Nikkei Online, 2023年9月9日 2:00
危機は突然やってきた。1990年8月、官房副長官に就いて以来、初めての休暇をもらい、妻の実家がある大阪にいた。その日は義父とのゴルフだった。
フロントに電話が入った。イラクがクウェートに攻め込み、多数の邦人が拘束されたとの一報だった。直ちに首相官邸へと向かった。軽井沢で静養中だった海部俊樹首相もすぐ戻ってきた。
湾岸危機というと、資金援助と人的貢献の話になることが多いが、発生直後の最大の関心事は邦人の救出だった。イラクは8月末、200人を超す邦人をクウェートからイラクに移して人質にした。
海部さんは「人道上も国際法上も許されるものではない」との談話を出したが、打つ手がないのが正直なところだった。私はクウェートから帰国したばかりだった大学時代の友人に事情を聞くなど情報収集に努めた。
中曽根康弘元首相が11月にバグダッドを訪れるなど、さまざまな働きかけをし、全員の解放にこぎ着けたのは12月だった。
その間にも米国からはそれはそれは激しい口調の要請や意見が来た。ブッシュ大統領は日本の事情をよくわかっていて「憲法の許す範囲内で」とは言ってくれた。それでも「中東の石油の7〜8割は日本が輸入している。そこへ米国の若者が向かっている。日本はどういう役割を担えるのか」との厳しい問いである。
国際平和のために日本は何ができるのか、何をすべきなのか。経済成長至上主義の中で、この重要な課題を議論しないできた戦後の大きな宿題が我々に向かってきた。
米国は国連決議に基づき、主要国と一緒に多国籍軍を編成し、武力によるクウェート解放を辞さない姿勢を鮮明にしていた。日本は8月と9月に多国籍軍の活動への資金協力として10億ドルずつ、加えて9月に周辺国への経済援助20億ドルを拠出した。
米国は満足せず、輸送などの後方支援も求めてきた。人的貢献となれば、対応能力などからして自衛隊の方々に行ってもらうしかない。自衛隊の海外派遣でも国連の集団安全保障への参加であれば憲法が禁じる「国権の発動たる戦争」に該当しない、というのが自民党の小沢一郎幹事長の考えだった。

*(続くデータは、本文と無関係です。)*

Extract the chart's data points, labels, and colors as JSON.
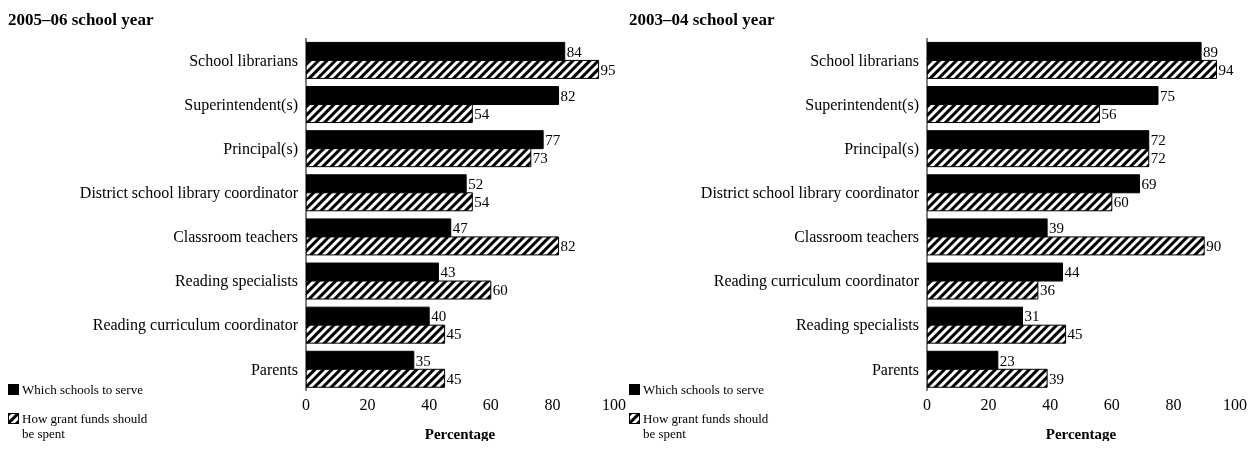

だが、三木武夫元首相のまな弟子で、現憲法の平和主義を重んじていた海部さんは自衛隊の海外派遣に抵抗感があった。首相官邸での会議で、自らが創設にかかわった青年海外協力隊を引き合いに「ああいうものを考えられないか」と発言した。
調整は難航を極めた。特別職公務員である自衛隊員の身分を、一般職公務員である外務省職員に移す案などが出たが、防衛庁は自衛隊とは別の組織の形で自衛官を派遣するのには絶対反対だった。高度な政治判断が必要な局面だったが、海部さんは中東訪問の予定があった。
留守中、すったもんだのすえに自衛官を総理府職員との併任にし、形の上では自衛隊派遣にしないことで決着させた。だが、10月に始まった臨時国会における国連平和協力法案の審議ははかばかしく進まなかった。海部さんは心の底では併任に納得していなかったのだろう。答弁に迫力が感じられなかった。
武器携行、指揮監督権などの論点を野党に突っ込まれ、法案は廃案に終わった。91年1月、多国籍軍が武力行使に踏み切り、湾岸戦争が始まった。人的貢献ができない私たちは90億ドルの追加資金援助をした。